En chirurgie, on peut être confronté à tout type de complications. Heureusement, elles sont très rares, et les différentes consultations pré et post opératoires ont pour but de les éviter et de les déceler précocement si elles apparaissent.
En plus des risques communs à toute intervention chirurgicale et des risques liés à l’anesthésie, il existe quelques problèmes spécifiques à cette chirurgie.

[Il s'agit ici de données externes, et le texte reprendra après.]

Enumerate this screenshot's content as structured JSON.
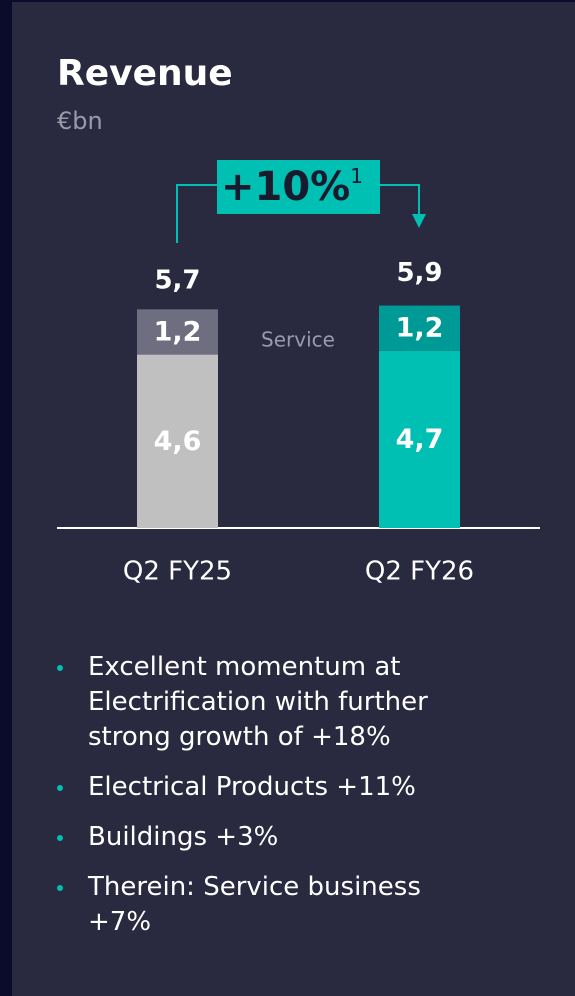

Les complications pouvant être rencontrées dans la chirurgie des calcifications de l’épaule sont les suivantes :

INFECTION DU SITE OPERATOIRE :

Il s’agit d’une infection par une bactérie entrée dans la plaie, au moment de l’intervention malgré toutes les précautions prises par l’équipe chirurgicale, ou lors des suites opératoires, tant que la plaie est ouverte. Elle se présente sous la forme d’une souffrance cicatricielle avec des douleurs importantes, une cicatrice plus rouge que la normale, un écoulement purulent, et l’apparition d’une fièvre persistante.

Il faut absolument prévenir le chirurgien et le consulter en urgence pour traiter cette complication.

ALGODYSTROPHIE :

C’est un état pathologique caractérisé par un syndrome associant des douleurs et d’autres symptômes touchant typiquement une extrémité après un traumatisme ou une intervention chirurgicale même minime. Ce syndrome pourrait être dû à des causes neurologiques, notamment une dysfonction des fibres de petit calibre des nerfs périphériques qui protègent des stimulations douloureuses et thermiques et/ou de grand calibre qui détectent les stimulations tactiles. Elle entraîne des douleurs et une raideur importante pouvant durer jusqu’à 18 mois. Dans tous les cas, la récupération est complète. Le chirurgien fera le diagnostic à l’aide d’une scintigraphie et vous accompagnera tout au long de l’évolution de cette maladie, afin de diminuer les symptômes douloureux et désagréables.

 

Les risques énumérés ne constituent pas une liste exhaustive.

Votre chirurgien donnera toute explication complémentaire et se tiendra à votre disposition pour évoquer avec vous chaque cas particulier avec les avantages, les inconvénients et le rapport bénéfices / risques de chaque intervention.